At a recent Linux event a top Microsoft exec in charge of platform strategy was recorded as saying that Microsoft would not be releasing a version of MS Office for Linux. This of course solicited the standard response from the FOSS community that we don’t need Microsoft to make a top-notch productivity suite and that we’re better off without them. I’m not so sure about that, but I have a different beef with the comment. As usual, a quote is illustrative

Microsoft is 100 percent focused on Windows: We have invested billions of dollars in it. We have created Office for the Mac but–and I thought I had been clear on this already when I said ‘No’–we have no plans at this time to build Office on Linux

Seems like the standard line you would expect from a platform strategist, it being strategic and all.

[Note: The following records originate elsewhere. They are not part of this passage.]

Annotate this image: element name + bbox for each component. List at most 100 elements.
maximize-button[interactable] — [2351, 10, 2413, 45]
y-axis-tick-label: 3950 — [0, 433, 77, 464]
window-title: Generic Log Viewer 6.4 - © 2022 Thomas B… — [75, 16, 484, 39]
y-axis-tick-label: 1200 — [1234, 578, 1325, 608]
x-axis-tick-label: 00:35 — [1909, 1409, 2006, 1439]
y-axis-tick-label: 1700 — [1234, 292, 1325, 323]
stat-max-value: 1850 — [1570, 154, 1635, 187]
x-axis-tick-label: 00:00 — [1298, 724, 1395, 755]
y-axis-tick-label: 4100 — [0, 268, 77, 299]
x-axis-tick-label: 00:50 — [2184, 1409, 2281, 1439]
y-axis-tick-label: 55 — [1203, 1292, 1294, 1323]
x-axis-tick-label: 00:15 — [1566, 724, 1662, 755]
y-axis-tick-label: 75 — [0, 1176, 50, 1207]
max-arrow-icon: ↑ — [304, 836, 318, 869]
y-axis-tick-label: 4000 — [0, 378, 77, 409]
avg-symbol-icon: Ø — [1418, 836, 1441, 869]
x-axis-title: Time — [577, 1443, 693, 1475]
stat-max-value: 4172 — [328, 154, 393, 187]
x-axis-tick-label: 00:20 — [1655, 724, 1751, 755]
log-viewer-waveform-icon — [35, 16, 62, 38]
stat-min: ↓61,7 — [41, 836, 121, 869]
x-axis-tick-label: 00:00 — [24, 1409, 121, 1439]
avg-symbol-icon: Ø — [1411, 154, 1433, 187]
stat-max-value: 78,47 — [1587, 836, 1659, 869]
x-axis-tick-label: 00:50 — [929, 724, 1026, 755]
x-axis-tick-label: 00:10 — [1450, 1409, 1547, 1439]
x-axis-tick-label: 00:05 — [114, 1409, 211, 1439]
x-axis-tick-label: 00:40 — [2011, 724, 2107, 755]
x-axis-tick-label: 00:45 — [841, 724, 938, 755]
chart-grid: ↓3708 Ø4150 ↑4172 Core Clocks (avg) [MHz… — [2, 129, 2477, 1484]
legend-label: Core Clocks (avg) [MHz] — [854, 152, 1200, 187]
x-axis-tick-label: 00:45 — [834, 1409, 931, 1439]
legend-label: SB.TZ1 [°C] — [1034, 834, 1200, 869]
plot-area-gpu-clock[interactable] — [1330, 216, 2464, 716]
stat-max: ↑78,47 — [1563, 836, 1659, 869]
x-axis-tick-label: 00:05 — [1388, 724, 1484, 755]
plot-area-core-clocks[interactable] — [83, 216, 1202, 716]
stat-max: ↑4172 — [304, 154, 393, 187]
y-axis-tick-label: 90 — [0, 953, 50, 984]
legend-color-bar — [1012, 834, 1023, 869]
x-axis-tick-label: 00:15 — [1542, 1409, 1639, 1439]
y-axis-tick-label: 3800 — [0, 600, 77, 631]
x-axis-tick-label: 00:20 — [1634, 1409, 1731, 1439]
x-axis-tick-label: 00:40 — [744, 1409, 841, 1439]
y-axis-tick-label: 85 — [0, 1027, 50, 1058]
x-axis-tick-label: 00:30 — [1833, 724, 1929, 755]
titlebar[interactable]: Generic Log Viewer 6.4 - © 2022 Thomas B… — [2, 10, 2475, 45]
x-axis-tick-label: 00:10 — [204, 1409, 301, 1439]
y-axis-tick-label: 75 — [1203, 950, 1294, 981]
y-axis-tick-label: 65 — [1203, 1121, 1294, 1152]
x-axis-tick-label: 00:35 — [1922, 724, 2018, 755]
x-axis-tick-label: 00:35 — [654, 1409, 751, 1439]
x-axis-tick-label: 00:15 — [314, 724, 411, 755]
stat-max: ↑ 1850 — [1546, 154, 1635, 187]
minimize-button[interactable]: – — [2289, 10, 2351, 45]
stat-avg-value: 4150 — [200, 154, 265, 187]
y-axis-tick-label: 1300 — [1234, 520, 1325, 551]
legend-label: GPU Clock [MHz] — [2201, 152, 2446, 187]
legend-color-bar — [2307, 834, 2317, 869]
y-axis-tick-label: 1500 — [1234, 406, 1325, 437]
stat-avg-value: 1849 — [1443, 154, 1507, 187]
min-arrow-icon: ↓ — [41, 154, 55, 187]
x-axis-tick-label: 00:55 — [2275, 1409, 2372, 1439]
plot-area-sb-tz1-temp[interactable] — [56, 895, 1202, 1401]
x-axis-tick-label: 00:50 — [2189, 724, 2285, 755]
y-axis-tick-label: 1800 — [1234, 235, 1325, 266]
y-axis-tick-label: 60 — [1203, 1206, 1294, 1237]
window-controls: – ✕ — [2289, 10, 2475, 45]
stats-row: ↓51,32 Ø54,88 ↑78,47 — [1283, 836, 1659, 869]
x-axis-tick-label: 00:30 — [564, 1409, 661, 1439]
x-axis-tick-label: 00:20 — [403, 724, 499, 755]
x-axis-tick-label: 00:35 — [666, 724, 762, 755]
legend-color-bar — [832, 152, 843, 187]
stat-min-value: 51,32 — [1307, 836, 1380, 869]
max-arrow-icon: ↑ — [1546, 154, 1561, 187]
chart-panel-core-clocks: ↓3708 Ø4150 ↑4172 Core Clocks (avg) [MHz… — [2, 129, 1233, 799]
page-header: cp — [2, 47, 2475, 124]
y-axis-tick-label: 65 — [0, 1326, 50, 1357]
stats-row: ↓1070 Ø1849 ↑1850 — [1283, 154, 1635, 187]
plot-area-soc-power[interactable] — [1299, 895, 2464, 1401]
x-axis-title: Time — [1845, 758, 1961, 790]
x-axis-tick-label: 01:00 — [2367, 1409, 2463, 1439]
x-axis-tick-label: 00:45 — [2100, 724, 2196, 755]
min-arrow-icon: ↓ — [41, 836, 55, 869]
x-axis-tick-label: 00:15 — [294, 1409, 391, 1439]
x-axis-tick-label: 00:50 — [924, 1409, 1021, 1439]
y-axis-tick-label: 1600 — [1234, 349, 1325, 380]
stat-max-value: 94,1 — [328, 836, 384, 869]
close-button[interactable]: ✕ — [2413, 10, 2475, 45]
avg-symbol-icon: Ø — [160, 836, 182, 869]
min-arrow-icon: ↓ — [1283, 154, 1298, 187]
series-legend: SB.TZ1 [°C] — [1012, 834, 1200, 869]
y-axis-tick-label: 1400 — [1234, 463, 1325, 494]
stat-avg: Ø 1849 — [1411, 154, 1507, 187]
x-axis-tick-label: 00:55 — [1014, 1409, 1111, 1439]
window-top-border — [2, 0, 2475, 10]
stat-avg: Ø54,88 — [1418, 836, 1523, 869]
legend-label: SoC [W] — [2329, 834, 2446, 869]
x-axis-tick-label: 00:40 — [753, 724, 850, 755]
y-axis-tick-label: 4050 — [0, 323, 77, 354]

The problem is that Microsoft is a known monopolist. There is no legal question about that, and thus is held to a higher standard under out antitrust laws. One of those standards is that it cannot use its monopoly status to maintain its monopoly. Under US law its not bad to be a monoploy, only bad to act like a monoploy. When Microsoft turns down an opportunity to expand the MS Office install base into the Linux world because it wants to shore up support for Windows, that is using its monoploy power to sustain an existing monopoly. No reasonable industry competitor should turn down an opportunity to expand into a growing market, and our laws are in place to ensure that the improper incentives of industry consolidation and predatory pricing don’t get in the way of serving consumers and fostering competition. The only remaining question for me is whether the Federal Trade Commission or the DOJ will actually enforce the law?